70 degrees and above in mid-February in Kansas City... unreal!
If you're experiencing anything like what we have going on in the Midwest this winter, the temptation is there to find any way possible to get that bike ride in outdoors and ditch the trainer.
I mean how often are you going out in shorts in February and play with the neighbors!?
But wait, should you cast aside the trainer?
I pose the answer, no.
Hear me out.
There's a couple reasons why you would ride outside on the ole two wheeled steed.
- Leisure
- Training
Is leisure is your mission, stop reading now and get out there.
If you're training, thinking specifically for triathlons, then read on.
There's great gains to be had riding on the road, but there's great strategies to implement that makes riding indoors on trainers the corner stone of a solid training plan.
1. Weather independent // below 0 outside? Rain? Snow? 110 degrees? O-dark thirty in the morning and don't have a light? None of that matters. All you need is your bike on a trainer in your pain cave and the forecast just doesn't matter. You eliminate weather as an excuse not to hit your workouts.
2. Time // don't need 5 layers to ride in the cold and the 20 minutes it takes to get it all on. Don't need to account for time to unload and get your bike ready to ride. Don't need to have backup time for flats or wasted time being stranded with a mechanical issue. Don't need 10 minutes to shower with sunscreen. Don't need 10 minutes to find gps signal. Just plop your tire pump by your bike mounted full time on the trainer and throw on bike shorts and workout shorts and walk to your pain cave and you're on.
3. Safety // rarely do you need to worry about vehicular traffic on your trainer. There might be a random trash truck driving into your house, but odds are you won't get hit by a car, run off the road by a car or harassed by a jerk in a car. No need for sunscreen and worry of melanoma. Unless your on rollers, odds are low that you'll need a helmet for a crash. Potholes aren't a problem on a trainer. No need for dog repellent on your trainer unless you live with Cujo. Flat front tire during your ride? Ride on indoors and no worry about losing control on the road. Not only do cars pose a risk, but when some neighbors headed out for a mid-winter 70 degree day ride and I missed out, I later found out they crossed paths with a group ride that the tail end joined them and decided to pull a u-turn and caused a bike pile up. Needless to say I wasn't sad I missed a bike wreck due to poor cycling etiquette by inexperienced riders.

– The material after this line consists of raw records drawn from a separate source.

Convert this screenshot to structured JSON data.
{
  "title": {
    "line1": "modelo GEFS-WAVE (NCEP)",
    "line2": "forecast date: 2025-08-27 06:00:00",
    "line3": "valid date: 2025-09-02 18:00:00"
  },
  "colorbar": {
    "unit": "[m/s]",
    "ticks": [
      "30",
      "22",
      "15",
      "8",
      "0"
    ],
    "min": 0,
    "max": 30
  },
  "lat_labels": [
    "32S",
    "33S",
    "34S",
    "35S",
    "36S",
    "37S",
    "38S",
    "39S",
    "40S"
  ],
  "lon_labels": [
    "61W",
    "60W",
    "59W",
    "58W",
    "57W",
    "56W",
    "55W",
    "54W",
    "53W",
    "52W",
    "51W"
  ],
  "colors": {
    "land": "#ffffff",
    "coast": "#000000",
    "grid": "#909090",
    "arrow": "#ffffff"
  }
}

4. Better workouts // YES, you can get a better workout on a trainer than the road. On the road we have a tendency to spin easier in the wind and up hills. Sketchy road conditions can lead to shower riding. With today's trainer offerings you can manage so many metrics to dial in the exact workout you want. Power. Cadence. Speed. Heart rate. You name and you can test it and train by it. Unless you know your local routes and exactly which to take for power intervals, speed work or hills and hopefully a strong wind or weather don't house your goals, riding outside is less than ideal when you have a goal for your workout. This is assuming you or your coach has developed a solid training plan.
5. Teamwork makes the dream work. Along the lines of time, a large contingency of triathletes are parents. Even more may have young kids you can't just ditch to go ride outside. Killing two birds with one stone is getting a ride while your kiddos get their steps up on the treadmill next to you. You're spending time with your kids showing them the work it takes to accomplish your goals. They're getting positive influence to get some physical movement going. You all get some bonding time. They get off the iPad or video games.

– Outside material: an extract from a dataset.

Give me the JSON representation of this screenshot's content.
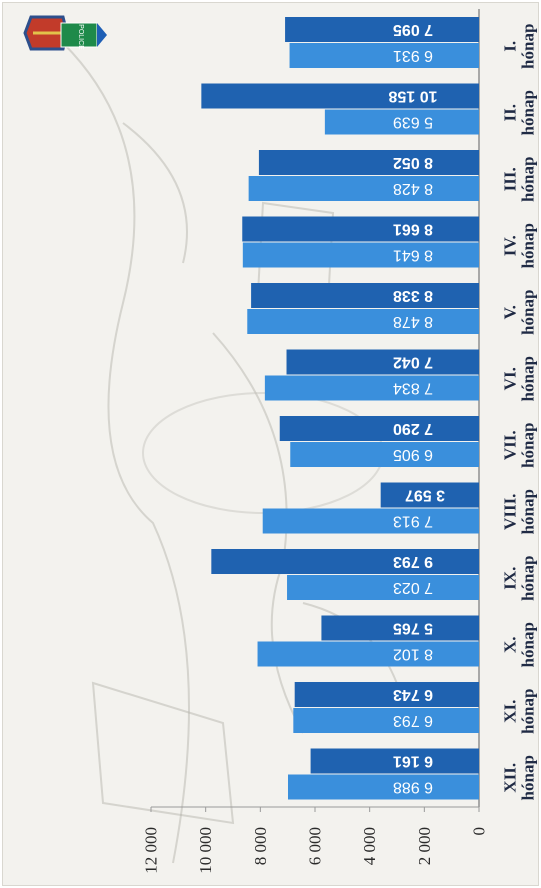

Don't get me wrong, you need to ride outside. I recently changed up my cockpit and on the trainer it felt fine, but outside in the wind with race wheels, I realized the elbow pads were too close to keep control in higher wind gusts. You don't want to spend 100 percent of time on the trainer to find out you lose confidence on the road on race day.
But, there are affordable trainers out there that you can obtain your training gains you want without having to spend all your time on the roads (I just ordered my CycleOps Magnus Trainer). You have to sit back and look at your riding goals and what your reality is. You don't have to be stuck in the whoa is me mode if you can't get outside. The days of trashing your bike training over the winter are gone and I challenge you to really consider if your goals will be met with 100 percent outside riding.
Personally I have saved what money I would have spend in cold weather riding gear and invested it in better trainers with power, speed and cadence output. I opted to go with the trainer with power over bike mounted power meters since I spend 70 to 80 of my riding time indoors and use road and tri bikes switching between bikes semi often. My situation demands a change of approach or I'll be stuck in training paths of past with minimal year over year gains.
Since I don't have hours of excess time, I've narrowed my focus to get the most of my time and workouts that I can. Less time to get ready and get done means more time on the trainer working killer sets building gains and making progress.